Affiliations: [a] Istituto di Scienze degli Alimenti e della Nutrizione, Facoltà di Scienze Agrarie, Alimentari ed Ambientali, Università Cattolica del Sacro Cuore, Piacenza, Italy | [b] Istituto Europeo di Oncologia, Divisione di Epidemiologia e Biostatistica, Milano, Italy | [c] Servizio di Dietetica, Policlinico “Agostino Gemelli”, Università Cattolica del Sacro Cuore, Roma, Italy
Corresponding author: Francesca Maria Cicognini, Istituto di Scienze degli Alimenti e della Nutrizione, Facoltà di Scienze Agrarie, Alimentari ed Ambientali, Università Cattolica del Sacro Cuore, Via Emilia Parmense 84, 29122 Piacenza, Italy. Tel.: +39 0523 599 433; Fax: +39 0523 599 259; E-mail: email@example.com.
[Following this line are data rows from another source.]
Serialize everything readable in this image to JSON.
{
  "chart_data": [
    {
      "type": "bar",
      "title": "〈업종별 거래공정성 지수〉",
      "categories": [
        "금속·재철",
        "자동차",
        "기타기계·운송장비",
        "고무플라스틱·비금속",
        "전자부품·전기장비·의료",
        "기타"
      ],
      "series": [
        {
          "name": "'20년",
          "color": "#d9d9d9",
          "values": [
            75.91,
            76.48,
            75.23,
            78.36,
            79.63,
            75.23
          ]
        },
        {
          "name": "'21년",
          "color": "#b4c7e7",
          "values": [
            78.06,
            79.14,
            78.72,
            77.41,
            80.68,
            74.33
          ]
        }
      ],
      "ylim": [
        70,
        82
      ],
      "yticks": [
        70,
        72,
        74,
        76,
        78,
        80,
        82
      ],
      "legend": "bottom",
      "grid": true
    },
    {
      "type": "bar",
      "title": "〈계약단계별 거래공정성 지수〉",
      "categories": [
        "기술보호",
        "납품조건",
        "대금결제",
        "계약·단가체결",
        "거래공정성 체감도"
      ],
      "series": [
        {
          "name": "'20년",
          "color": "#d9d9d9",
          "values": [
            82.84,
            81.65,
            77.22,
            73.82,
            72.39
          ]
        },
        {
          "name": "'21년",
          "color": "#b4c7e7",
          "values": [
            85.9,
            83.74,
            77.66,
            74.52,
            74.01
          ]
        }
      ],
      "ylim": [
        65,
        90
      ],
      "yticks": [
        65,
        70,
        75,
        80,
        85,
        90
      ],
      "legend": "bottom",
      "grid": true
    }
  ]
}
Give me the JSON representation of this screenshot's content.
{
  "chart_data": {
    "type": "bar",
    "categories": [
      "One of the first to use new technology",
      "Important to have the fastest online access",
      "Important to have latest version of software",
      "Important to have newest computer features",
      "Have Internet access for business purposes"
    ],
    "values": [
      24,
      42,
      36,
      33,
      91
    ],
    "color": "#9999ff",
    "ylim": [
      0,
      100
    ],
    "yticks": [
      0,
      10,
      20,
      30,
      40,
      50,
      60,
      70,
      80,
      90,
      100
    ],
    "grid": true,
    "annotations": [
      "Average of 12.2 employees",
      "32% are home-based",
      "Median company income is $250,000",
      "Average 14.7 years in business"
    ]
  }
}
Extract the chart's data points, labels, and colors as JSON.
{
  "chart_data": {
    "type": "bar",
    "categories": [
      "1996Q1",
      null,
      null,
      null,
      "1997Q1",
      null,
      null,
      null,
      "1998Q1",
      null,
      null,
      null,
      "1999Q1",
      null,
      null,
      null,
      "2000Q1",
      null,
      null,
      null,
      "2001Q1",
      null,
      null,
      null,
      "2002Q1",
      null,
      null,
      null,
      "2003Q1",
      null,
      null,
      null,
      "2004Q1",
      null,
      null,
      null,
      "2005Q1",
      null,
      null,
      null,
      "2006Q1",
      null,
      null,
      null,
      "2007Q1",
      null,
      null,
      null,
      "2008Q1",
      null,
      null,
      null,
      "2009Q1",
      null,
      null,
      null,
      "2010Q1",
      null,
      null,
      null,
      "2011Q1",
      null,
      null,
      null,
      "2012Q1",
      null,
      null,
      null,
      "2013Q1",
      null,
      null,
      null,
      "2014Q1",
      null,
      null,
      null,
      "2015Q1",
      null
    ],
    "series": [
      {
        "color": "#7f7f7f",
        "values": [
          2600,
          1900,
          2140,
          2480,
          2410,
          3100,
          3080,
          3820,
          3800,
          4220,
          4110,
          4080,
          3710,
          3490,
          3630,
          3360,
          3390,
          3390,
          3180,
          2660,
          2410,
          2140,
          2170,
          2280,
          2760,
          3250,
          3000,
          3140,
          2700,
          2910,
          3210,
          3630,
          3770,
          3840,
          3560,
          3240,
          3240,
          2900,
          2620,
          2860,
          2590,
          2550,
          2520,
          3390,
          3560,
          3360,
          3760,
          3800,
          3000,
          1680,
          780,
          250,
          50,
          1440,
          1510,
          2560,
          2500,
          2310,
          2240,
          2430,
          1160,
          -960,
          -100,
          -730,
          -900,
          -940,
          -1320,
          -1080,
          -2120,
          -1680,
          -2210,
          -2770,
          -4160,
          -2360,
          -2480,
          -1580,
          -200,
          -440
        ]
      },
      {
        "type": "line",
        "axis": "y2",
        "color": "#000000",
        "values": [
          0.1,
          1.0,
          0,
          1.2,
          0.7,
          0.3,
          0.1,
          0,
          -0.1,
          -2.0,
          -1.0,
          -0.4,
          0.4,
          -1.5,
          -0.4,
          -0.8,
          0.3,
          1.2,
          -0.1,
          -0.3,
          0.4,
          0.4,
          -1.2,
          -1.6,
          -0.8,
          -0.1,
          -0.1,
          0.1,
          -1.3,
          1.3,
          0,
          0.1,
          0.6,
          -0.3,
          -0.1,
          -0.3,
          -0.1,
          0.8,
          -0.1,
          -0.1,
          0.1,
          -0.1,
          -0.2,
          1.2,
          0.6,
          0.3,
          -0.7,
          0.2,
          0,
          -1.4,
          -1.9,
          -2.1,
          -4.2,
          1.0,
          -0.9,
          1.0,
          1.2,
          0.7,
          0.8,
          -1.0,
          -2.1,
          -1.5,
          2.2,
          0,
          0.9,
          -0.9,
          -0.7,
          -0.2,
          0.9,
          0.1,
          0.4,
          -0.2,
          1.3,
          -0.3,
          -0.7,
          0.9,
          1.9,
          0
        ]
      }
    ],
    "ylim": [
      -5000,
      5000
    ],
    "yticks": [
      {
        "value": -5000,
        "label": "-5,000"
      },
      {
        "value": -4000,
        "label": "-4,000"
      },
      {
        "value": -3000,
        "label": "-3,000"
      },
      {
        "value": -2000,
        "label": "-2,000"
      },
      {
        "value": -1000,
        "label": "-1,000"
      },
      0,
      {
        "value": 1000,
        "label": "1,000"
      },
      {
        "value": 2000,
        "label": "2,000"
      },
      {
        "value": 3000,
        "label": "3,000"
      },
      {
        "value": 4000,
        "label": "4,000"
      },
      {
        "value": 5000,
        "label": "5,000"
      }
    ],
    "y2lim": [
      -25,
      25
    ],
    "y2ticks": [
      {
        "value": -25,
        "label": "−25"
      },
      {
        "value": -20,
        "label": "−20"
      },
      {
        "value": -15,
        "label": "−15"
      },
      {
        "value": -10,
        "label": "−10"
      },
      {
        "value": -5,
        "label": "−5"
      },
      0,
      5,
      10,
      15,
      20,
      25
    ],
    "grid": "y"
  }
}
Abstract: BACKGROUND:CLA isomers were proposed as factors affecting human health, although it is nowadays not clear if positively or not. The consciousness of CLA amount in foods is thus needed. OBJECTIVE:To investigate the CLA intake between male and female and the role of each food as CLA source and to complete the database on CLA content in Italian foods. METHODS:A three-days food questionnaire was administered to a cohort of 40 healthy students ranging from 19 to 25 years old. Data from the food diaries were combined with the database on CLA content in foods. RESULTS:In our cohort the calculated average daily CLA intake was 130.8 mg overall: males daily consumed 164.86 mg of CLA, while females 96.65 mg. Cheese accounted for more than 62% of CLA intake (P < 0.05). Milk is the second food for contribution to CLA intake (16.25 mg/day; P < 0.05), while yoghurt, meat and confectionery showed a minor contribution (8.17, 5.15, and 4.91 mg/day, respectively; P < 0.05). CONCLUSIONS:CLA intake in our cohort was lower than value proposed as biologically relevant (3 g/day). Dairy foods were the most relevant sources of CLA in both sexes.